SAN JOSE, Calif. An Intel Capital executive who helped organize the Invest in America Alliance launched last week is bullish on new opportunities for semiconductor startups. The alliance was aimed in part to spark venture capitalists to invest money they have been sitting on, said Keith Larson, a vice president at Intel Capital.
Intel Capital is one of 25 VCs in the new alliance that said as a group they will invest $3.5 billion in startups over the next two years, including $200 million from a new Intel Capital Invest in America Technology Fund. However, it's unclear whether any of that spending represents additional funding beyond what the group's members had planned.
In 2009 venture investments fell 37 percent in dollars and a 30 percent in the number of deals from 2008, the second consecutive year of annual deal and dollar declines, according to figures released in January by the National Venture Capital Association.

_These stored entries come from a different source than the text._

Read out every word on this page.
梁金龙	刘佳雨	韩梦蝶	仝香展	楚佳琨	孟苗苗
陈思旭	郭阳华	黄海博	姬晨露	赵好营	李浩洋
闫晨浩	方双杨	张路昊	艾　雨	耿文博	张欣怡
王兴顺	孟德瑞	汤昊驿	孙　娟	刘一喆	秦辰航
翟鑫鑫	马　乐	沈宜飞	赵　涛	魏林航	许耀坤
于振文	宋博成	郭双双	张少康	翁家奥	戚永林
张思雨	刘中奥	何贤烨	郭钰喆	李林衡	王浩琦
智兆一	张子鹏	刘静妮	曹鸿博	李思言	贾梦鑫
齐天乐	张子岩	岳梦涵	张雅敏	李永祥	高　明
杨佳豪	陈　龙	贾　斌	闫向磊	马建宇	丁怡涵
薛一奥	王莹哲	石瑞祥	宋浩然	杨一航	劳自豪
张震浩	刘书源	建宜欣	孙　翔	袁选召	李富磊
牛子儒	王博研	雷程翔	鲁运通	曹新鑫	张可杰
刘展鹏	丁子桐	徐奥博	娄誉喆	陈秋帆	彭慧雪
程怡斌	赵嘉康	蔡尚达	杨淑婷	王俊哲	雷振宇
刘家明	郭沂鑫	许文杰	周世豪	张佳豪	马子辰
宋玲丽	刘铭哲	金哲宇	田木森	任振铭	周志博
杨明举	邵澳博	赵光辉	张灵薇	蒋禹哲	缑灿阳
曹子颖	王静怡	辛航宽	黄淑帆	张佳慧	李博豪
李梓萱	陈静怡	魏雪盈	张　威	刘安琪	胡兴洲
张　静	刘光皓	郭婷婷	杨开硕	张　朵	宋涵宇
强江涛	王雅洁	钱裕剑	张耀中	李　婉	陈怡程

"There's a lot of VC money sitting on the sidelines and not getting invested," said Larson of Intel Capital.
| Keith Larson|
Vice President, Intel Capital
VCs are hanging on to some of their funds in part due to a bad economy and the lack of acquisitions or public offerings for startups. "A lack of exists shouldn't impact you, because VCs should be long-term investors with a three-to-seven year horizon, but it's a behavioral thing that people tend to cramp up and not invest," he said.

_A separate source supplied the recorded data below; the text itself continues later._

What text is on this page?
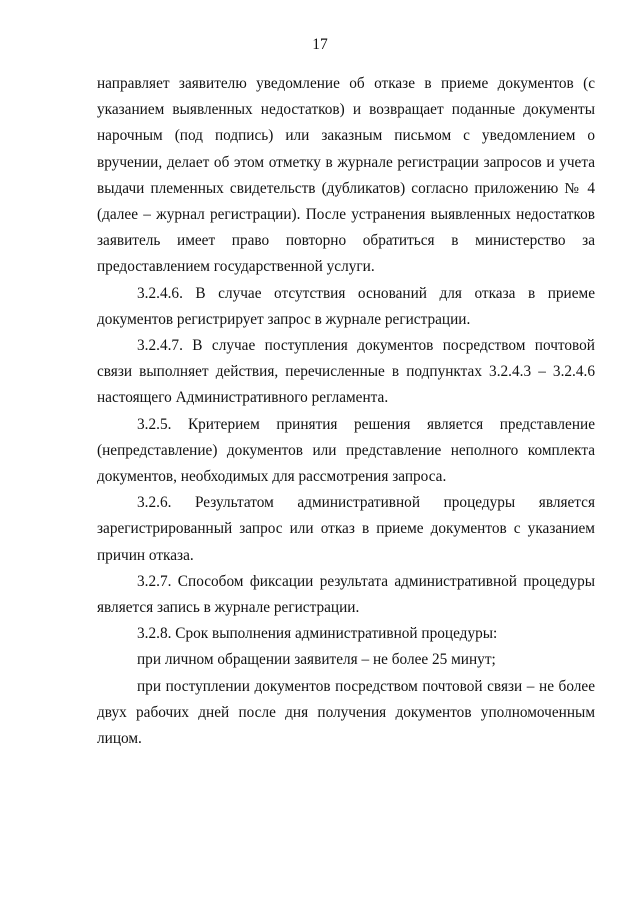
17

направляет заявителю уведомление об отказе в приеме документов (с указанием выявленных недостатков) и возвращает поданные документы нарочным (под подпись) или заказным письмом с уведомлением о вручении, делает об этом отметку в журнале регистрации запросов и учета выдачи племенных свидетельств (дубликатов) согласно приложению № 4 (далее – журнал регистрации). После устранения выявленных недостатков заявитель имеет право повторно обратиться в министерство за предоставлением государственной услуги.

3.2.4.6. В случае отсутствия оснований для отказа в приеме документов регистрирует запрос в журнале регистрации.

3.2.4.7. В случае поступления документов посредством почтовой связи выполняет действия, перечисленные в подпунктах 3.2.4.3 – 3.2.4.6 настоящего Административного регламента.

3.2.5. Критерием принятия решения является представление (непредставление) документов или представление неполного комплекта документов, необходимых для рассмотрения запроса.

3.2.6. Результатом административной процедуры является зарегистрированный запрос или отказ в приеме документов с указанием причин отказа.

3.2.7. Способом фиксации результата административной процедуры является запись в журнале регистрации.

3.2.8. Срок выполнения административной процедуры:

при личном обращении заявителя – не более 25 минут;

при поступлении документов посредством почтовой связи – не более двух рабочих дней после дня получения документов уполномоченным лицом.
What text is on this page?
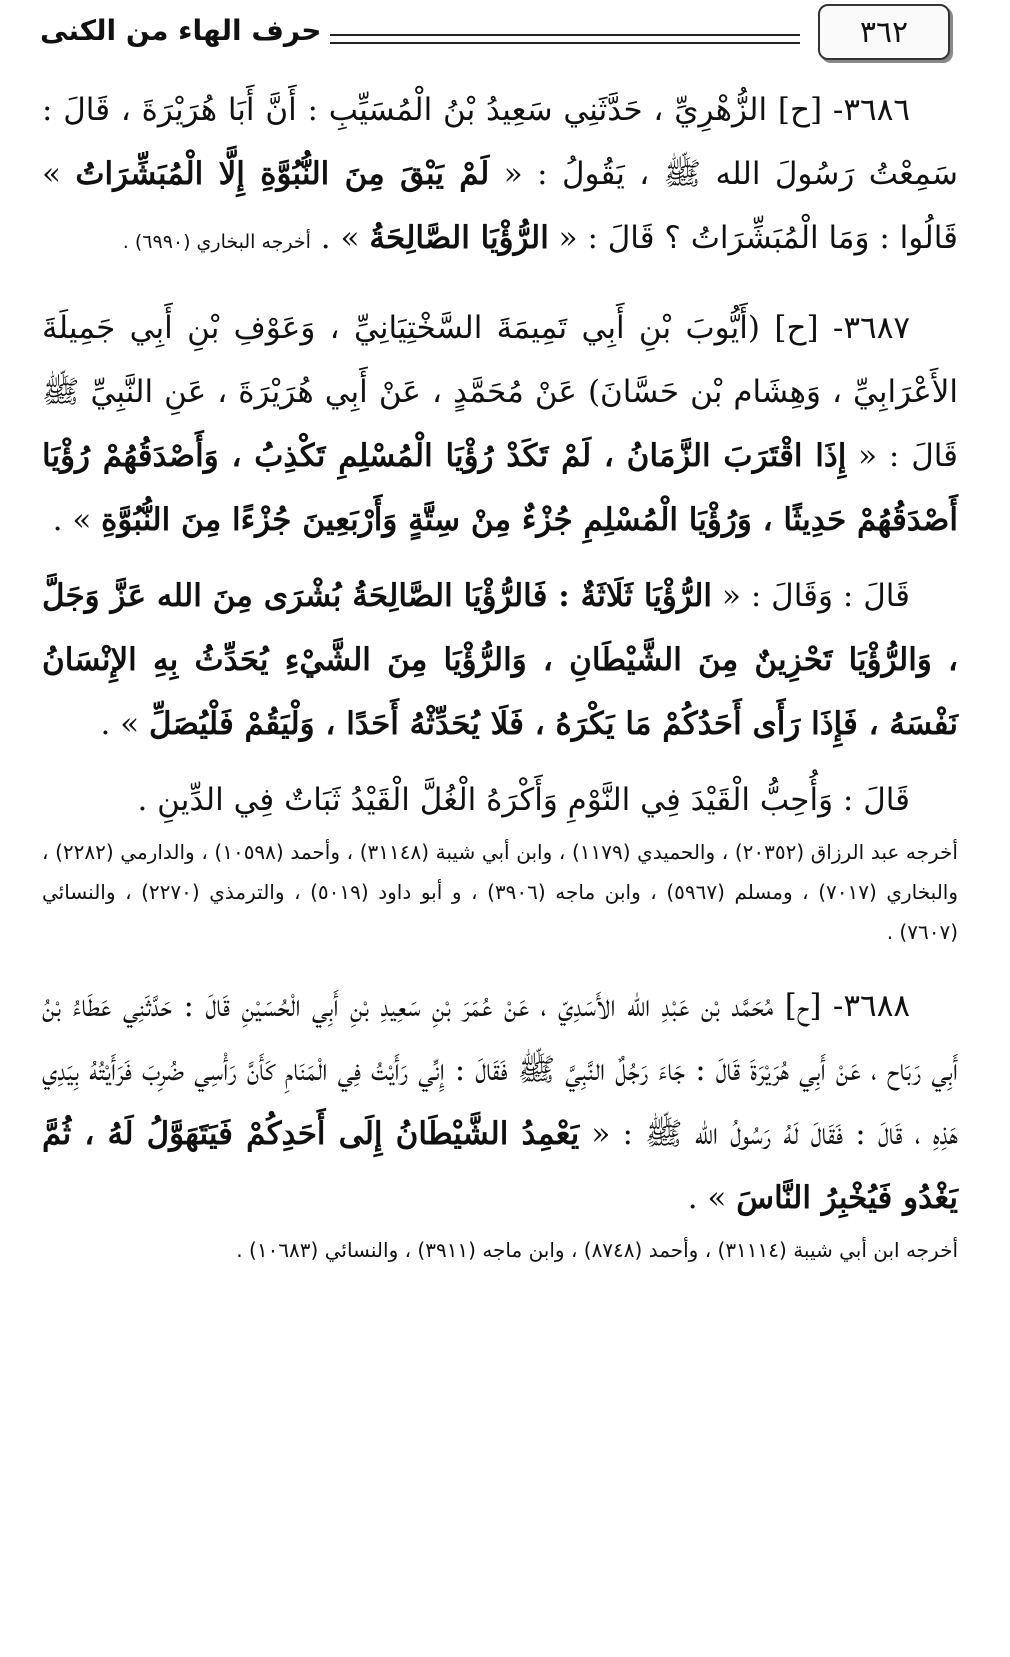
٣٦٢
حرف الهاء من الكنى

٣٦٨٦- [ح] الزُّهْرِيِّ ، حَدَّثَنِي سَعِيدُ بْنُ الْمُسَيِّبِ : أَنَّ أَبَا هُرَيْرَةَ ، قَالَ : سَمِعْتُ رَسُولَ الله ﷺ ، يَقُولُ : « لَمْ يَبْقَ مِنَ النُّبُوَّةِ إِلَّا الْمُبَشِّرَاتُ » قَالُوا : وَمَا الْمُبَشِّرَاتُ ؟ قَالَ : « الرُّؤْيَا الصَّالِحَةُ » . أخرجه البخاري (٦٩٩٠) .

٣٦٨٧- [ح] (أَيُّوبَ بْنِ أَبِي تَمِيمَةَ السَّخْتِيَانِيِّ ، وَعَوْفِ بْنِ أَبِي جَمِيلَةَ الأَعْرَابِيِّ ، وَهِشَام بْن حَسَّانَ) عَنْ مُحَمَّدٍ ، عَنْ أَبِي هُرَيْرَةَ ، عَنِ النَّبِيِّ ﷺ قَالَ : « إِذَا اقْتَرَبَ الزَّمَانُ ، لَمْ تَكَدْ رُؤْيَا الْمُسْلِمِ تَكْذِبُ ، وَأَصْدَقُهُمْ رُؤْيَا أَصْدَقُهُمْ حَدِيثًا ، وَرُؤْيَا الْمُسْلِمِ جُزْءٌ مِنْ سِتَّةٍ وَأَرْبَعِينَ جُزْءًا مِنَ النُّبُوَّةِ » .

قَالَ : وَقَالَ : « الرُّؤْيَا ثَلَاثَةٌ : فَالرُّؤْيَا الصَّالِحَةُ بُشْرَى مِنَ الله عَزَّ وَجَلَّ ، وَالرُّؤْيَا تَحْزِينٌ مِنَ الشَّيْطَانِ ، وَالرُّؤْيَا مِنَ الشَّيْءِ يُحَدِّثُ بِهِ الإِنْسَانُ نَفْسَهُ ، فَإِذَا رَأَى أَحَدُكُمْ مَا يَكْرَهُ ، فَلَا يُحَدِّثْهُ أَحَدًا ، وَلْيَقُمْ فَلْيُصَلِّ » .

قَالَ : وَأُحِبُّ الْقَيْدَ فِي النَّوْمِ وَأَكْرَهُ الْغُلَّ الْقَيْدُ ثَبَاتٌ فِي الدِّينِ .

أخرجه عبد الرزاق (٢٠٣٥٢) ، والحميدي (١١٧٩) ، وابن أبي شيبة (٣١١٤٨) ، وأحمد (١٠٥٩٨) ، والدارمي (٢٢٨٢) ، والبخاري (٧٠١٧) ، ومسلم (٥٩٦٧) ، وابن ماجه (٣٩٠٦) ، و أبو داود (٥٠١٩) ، والترمذي (٢٢٧٠) ، والنسائي (٧٦٠٧) .

٣٦٨٨- [ح] مُحَمَّد بْن عَبْدِ الله الأَسَدِيّ ، عَنْ عُمَرَ بْنِ سَعِيدِ بْنِ أَبِي الْحُسَيْنِ قَالَ : حَدَّثَنِي عَطَاءُ بْنُ أَبِي رَبَاح ، عَنْ أَبِي هُرَيْرَةَ قَالَ : جَاءَ رَجُلٌ النَّبِيَّ ﷺ فَقَالَ : إِنِّي رَأَيْتُ فِي الْمَنَامِ كَأَنَّ رَأْسِي ضُرِبَ فَرَأَيْتُهُ بِيَدِي هَذِهِ ، قَالَ : فَقَالَ لَهُ رَسُولُ الله ﷺ : « يَعْمِدُ الشَّيْطَانُ إِلَى أَحَدِكُمْ فَيَتَهَوَّلُ لَهُ ، ثُمَّ يَغْدُو فَيُخْبِرُ النَّاسَ » .

أخرجه ابن أبي شيبة (٣١١١٤) ، وأحمد (٨٧٤٨) ، وابن ماجه (٣٩١١) ، والنسائي (١٠٦٨٣) .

In semiconductors, digital fabless startups "will continue to struggle" fund funding because they are seen as capital intensive. However, Larsen listed several chip sectors where he sees promise.
"You will see innovations in horizontal ways to drive cost out of semis such as in test, packaging and critical parts of process innovations such as patterning and polishing-- those are areas where we look to invest," he said.
In the memory chip area that is part of Larson's focus, Intel is exploring opportunities in full wafer test and chip stacking. Other themes the Intel group is studying include solid-state lighting, smart grids, and educational PCs.
With the alliance, "we're taking the glass-half-full attitude, saying we've collected a group of top tier investors who will be investing in this time period in these kinds of [electronics] companies," said Larsen. "I personally think it will be new additional funds," because of the alliance, he added.
It's difficult to tell if even Intel's new $200 million Invest in America Technology Fund represents a heightened investment. In 2009, the company invested $327 million in startups, about half of them in the U.S.
"We don't have a budgeted amount of money to invest in a given year--we are very much opportunity driven," said Larsen.